Abstract

The rapid adoption of FPGA-based systems in space and avionics demands dependability rules from the design to the layout phases to protect against radiation effects. Triple Modular Redundancy is a widely used fault tolerance methodology to protect circuits against radiation-induced Single Event Upsets implemented on SRAM-based FPGAs. The accumulation of SEUs in the configuration memory can cause the TMR replicas to fail, requiring a periodic write-back of the configuration bit-stream. The associated system downtime due to scrubbing and the probability of simultaneous failures of two TMR domains are increasing with growing device densities.
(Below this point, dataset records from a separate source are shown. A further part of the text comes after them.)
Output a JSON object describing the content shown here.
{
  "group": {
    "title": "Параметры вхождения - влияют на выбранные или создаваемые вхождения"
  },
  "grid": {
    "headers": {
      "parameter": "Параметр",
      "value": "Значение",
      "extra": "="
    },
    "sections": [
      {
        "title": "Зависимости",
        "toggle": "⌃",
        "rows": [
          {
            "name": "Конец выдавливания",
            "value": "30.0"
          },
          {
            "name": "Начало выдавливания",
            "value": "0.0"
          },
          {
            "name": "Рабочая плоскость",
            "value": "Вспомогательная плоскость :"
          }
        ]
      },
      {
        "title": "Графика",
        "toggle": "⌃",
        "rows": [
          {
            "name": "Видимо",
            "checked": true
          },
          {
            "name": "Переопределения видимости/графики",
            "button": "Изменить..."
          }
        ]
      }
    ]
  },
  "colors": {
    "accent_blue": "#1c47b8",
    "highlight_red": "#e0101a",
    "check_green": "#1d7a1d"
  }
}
We propose a methodology to reduce the recovery time of TMR circuits with increased resilience to Cross-Domain Errors. Our methodology consists of an automated tool-flow for fine-grain error detection, error flags convergence and non-overlapping domain placement. The fine-grain error detection logic identifies the faulty domain using gate-level functions while the error flag convergence logic reduces the overwhelming number of flag signals. The non-overlapping placement enables selective domain reconfiguration and greatly reduces the number of Cross-Domain Errors. Our results demonstrate an evident reduction of the recovery time due to fast error detection time and selective partial reconfiguration of faulty domains. Moreover, the methodology drastically reduces Cross-Domain Errors in Look-Up Tables and routing resources. The improvements in recovery time and fault tolerance are achieved at an area overhead of a single LUT per majority voter in TMR circuits.